A global shortage of medical isotopes has badly hit the diagnostic and treatment services across the country, forcing scores of hospitals to put off scans and surgeries, even as uncertainty looms large over future supplies.

India, like many countries around the world, imports radioactive isotope molybdenum-99, parent of technetium-99. It is used extensively in imaging to detect diseases of the heart, kidneys, lungs and the spread of cancer.

Last year's shutdown (for repairs) of the National Research Universal Reactor in Ontario, Canada — which meets one-third of the global requirement and outages at a few other similar plants, including the High-Flux Reactor at Petten in the Netherlands — triggered the current crisis.
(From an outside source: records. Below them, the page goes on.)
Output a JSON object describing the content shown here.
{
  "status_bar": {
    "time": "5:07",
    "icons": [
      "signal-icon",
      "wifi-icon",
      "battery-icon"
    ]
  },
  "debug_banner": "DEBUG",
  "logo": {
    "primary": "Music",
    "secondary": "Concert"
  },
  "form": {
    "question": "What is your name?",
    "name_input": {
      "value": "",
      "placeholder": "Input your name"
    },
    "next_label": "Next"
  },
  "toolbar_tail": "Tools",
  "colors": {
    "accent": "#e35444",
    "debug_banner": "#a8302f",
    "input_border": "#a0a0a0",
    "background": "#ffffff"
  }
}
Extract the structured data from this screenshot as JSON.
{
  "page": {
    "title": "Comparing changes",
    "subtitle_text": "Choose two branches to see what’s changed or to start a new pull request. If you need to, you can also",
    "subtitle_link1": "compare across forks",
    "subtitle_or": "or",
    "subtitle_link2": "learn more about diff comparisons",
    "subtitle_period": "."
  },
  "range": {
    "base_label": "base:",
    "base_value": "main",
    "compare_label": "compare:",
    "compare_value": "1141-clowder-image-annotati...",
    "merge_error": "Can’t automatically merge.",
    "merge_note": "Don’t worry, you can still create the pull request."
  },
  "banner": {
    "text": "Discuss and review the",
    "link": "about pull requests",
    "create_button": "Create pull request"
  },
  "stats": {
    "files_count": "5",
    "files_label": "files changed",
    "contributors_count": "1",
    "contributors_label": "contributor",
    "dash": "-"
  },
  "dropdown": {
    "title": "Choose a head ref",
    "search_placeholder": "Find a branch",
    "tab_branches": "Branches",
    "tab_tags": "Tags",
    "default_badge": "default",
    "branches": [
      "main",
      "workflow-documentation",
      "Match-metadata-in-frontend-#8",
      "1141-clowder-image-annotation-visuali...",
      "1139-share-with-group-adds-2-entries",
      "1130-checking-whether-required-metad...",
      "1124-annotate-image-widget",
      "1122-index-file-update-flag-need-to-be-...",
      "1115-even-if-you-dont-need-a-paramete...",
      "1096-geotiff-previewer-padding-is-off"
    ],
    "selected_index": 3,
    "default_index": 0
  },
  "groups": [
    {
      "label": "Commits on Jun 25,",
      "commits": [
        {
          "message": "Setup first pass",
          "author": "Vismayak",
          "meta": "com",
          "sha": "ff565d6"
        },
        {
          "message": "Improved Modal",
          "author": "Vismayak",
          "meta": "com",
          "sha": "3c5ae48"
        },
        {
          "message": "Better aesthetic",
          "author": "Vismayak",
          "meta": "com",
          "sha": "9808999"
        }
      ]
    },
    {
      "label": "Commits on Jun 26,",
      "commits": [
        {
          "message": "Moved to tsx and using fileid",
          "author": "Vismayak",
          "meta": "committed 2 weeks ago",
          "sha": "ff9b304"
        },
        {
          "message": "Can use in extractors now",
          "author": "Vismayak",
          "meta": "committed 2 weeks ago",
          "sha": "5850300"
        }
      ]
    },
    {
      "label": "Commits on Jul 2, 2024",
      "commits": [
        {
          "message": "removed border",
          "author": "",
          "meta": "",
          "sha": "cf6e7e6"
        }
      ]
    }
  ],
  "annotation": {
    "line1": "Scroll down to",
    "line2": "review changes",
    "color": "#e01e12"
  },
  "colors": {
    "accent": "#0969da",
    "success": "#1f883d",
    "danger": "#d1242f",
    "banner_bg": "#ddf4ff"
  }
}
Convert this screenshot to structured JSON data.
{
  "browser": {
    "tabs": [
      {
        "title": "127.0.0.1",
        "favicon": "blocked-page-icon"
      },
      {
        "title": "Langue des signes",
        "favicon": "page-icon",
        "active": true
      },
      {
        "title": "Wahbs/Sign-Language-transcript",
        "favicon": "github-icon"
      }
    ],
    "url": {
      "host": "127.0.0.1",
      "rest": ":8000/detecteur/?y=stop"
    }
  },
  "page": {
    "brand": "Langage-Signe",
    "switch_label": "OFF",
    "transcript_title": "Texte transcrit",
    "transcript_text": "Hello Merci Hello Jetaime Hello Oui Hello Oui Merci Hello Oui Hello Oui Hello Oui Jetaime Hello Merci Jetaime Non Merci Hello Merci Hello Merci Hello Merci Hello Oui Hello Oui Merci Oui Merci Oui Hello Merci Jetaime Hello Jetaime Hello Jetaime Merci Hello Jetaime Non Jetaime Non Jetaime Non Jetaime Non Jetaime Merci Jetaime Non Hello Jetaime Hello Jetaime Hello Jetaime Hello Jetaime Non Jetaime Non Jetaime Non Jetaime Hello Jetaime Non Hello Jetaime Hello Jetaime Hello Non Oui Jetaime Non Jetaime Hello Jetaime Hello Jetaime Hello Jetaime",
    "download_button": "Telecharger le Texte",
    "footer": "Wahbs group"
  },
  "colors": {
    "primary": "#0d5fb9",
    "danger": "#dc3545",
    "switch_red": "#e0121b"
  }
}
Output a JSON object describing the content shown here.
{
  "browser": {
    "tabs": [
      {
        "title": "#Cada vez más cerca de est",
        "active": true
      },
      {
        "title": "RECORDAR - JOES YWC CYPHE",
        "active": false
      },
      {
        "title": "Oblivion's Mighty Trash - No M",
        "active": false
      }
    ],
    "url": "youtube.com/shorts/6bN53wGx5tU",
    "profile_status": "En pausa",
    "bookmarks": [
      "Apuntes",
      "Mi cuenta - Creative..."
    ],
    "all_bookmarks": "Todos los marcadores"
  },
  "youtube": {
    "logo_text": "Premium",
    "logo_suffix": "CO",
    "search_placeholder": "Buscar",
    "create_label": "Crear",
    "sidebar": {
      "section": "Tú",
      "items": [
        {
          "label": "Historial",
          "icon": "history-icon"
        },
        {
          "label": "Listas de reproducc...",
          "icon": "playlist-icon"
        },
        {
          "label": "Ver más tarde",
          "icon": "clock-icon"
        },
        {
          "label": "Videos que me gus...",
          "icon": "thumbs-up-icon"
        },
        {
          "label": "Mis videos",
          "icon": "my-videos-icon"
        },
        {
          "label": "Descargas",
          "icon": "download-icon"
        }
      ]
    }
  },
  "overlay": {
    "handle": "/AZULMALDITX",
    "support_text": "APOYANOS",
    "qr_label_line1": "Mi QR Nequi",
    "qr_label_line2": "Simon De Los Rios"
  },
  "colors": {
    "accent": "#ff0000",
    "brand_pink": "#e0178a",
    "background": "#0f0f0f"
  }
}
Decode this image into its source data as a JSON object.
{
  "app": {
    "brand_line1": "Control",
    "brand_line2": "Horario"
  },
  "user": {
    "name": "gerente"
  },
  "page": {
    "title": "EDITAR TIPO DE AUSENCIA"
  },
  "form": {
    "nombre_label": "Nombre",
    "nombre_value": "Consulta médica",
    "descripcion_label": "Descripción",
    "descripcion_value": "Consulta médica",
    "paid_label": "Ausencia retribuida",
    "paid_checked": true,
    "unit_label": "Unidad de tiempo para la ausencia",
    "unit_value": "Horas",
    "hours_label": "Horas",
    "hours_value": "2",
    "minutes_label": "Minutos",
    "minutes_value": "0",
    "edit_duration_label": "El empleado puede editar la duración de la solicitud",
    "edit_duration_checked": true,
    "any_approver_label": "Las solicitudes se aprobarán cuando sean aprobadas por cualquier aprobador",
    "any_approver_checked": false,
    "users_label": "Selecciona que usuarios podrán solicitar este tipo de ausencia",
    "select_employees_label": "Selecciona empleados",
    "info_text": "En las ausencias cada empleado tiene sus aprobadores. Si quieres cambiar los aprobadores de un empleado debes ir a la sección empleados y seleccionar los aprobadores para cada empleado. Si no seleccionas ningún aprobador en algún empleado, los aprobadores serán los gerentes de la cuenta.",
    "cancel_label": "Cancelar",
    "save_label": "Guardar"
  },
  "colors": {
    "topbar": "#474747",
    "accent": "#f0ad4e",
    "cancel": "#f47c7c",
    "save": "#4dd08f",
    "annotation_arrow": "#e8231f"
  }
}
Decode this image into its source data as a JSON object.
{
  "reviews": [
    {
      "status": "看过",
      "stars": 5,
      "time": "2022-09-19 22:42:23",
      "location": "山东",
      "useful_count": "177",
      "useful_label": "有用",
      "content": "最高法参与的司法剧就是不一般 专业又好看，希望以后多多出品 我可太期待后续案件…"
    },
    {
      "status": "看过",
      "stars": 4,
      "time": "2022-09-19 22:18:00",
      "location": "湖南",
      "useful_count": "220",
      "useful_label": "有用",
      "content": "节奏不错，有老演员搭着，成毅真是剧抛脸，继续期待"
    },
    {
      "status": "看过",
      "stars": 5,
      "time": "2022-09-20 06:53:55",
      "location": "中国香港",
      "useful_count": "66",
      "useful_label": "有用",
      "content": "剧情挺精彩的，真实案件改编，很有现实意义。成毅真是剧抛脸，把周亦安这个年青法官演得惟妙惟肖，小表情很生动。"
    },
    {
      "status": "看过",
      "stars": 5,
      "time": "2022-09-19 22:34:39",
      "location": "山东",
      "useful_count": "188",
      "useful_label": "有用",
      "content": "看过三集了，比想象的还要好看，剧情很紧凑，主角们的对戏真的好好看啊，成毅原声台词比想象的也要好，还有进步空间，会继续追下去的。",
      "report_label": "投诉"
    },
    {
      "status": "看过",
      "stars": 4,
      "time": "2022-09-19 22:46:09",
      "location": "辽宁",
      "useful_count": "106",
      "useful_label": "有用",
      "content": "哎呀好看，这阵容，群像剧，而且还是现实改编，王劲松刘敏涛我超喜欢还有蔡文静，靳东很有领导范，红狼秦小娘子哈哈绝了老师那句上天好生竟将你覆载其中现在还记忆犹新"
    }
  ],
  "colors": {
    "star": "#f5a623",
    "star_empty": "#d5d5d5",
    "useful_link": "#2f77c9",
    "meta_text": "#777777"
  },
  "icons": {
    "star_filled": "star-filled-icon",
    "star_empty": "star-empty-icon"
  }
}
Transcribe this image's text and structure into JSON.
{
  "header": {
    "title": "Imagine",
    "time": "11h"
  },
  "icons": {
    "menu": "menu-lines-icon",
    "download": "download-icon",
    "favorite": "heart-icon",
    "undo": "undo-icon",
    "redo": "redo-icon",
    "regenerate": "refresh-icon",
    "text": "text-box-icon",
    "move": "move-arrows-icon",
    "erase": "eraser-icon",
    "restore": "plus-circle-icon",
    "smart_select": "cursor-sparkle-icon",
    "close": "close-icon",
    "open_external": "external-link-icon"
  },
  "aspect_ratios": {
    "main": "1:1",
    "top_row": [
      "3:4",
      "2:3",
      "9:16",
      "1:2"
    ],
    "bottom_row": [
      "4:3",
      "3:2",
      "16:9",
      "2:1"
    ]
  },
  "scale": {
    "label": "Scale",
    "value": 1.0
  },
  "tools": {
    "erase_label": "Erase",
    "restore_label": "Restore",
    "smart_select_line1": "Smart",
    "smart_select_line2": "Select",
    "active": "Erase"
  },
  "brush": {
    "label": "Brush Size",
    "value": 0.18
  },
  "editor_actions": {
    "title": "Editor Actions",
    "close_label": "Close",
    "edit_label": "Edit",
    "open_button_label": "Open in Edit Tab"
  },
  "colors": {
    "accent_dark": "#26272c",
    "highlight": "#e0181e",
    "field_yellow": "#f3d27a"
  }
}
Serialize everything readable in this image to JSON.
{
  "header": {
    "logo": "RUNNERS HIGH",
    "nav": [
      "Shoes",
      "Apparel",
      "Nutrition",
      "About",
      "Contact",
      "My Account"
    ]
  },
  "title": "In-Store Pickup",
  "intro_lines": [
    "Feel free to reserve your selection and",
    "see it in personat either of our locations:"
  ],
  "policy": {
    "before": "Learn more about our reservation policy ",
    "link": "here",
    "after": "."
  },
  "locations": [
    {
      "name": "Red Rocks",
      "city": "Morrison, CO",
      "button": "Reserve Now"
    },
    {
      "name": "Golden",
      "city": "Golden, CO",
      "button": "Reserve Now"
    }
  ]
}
In a double blow to patients, the shortage not only caused a delay in treatment but also led to a steep hike in diagnostic costs. This was due to a huge increase in the costs by the companies from which the molybdenum-99-techetium-99 column generators are imported by Indian hospitals.

President of the Association of Nuclear Medicine Physicians of India (ANMPI) Kumar Kallur said 90 per cent of the generators were imported from Israel, France, Turkey and the United Kingdom.

The companies have increased the price by 50-70 per cent in the last one year even as there was a 50 per cent shortfall in supplies. “The price is shooting up and the common man is affected,” Dr. Kallur said.

The crisis has spurred the authorities to expedite plans to import a Rs.120-crore plant to produce molybdenum-99 using low-enriched uranium.

The proposed plant would be set up on a turn-key basis in Mumbai under the aegis of the Board of Radiation and Isotope Technology (BRIT), which functions under the Department of Atomic Energy.

The plant — to produce molybdenum-99 through the fission route — would be functional in two years and meet the major requirement of medical isotopes in the country, BRIT chief executive A.K. Kohli told The Hindu from Mumbai.

The plant would also produce radio-iodine and industrial isotopes. Another plant to make column generators was being established in Mumbai and was in advanced stage, Mr. Kohli said.

Executive member and former president of the ANMPI K. Kumaresan said the use of the isotope was essential to ascertain the status of certain diseases, for kidney function assessment and ischemia in myocardium.

“There is need for the country to have medical isotope security,” Dr. Kumaresan said.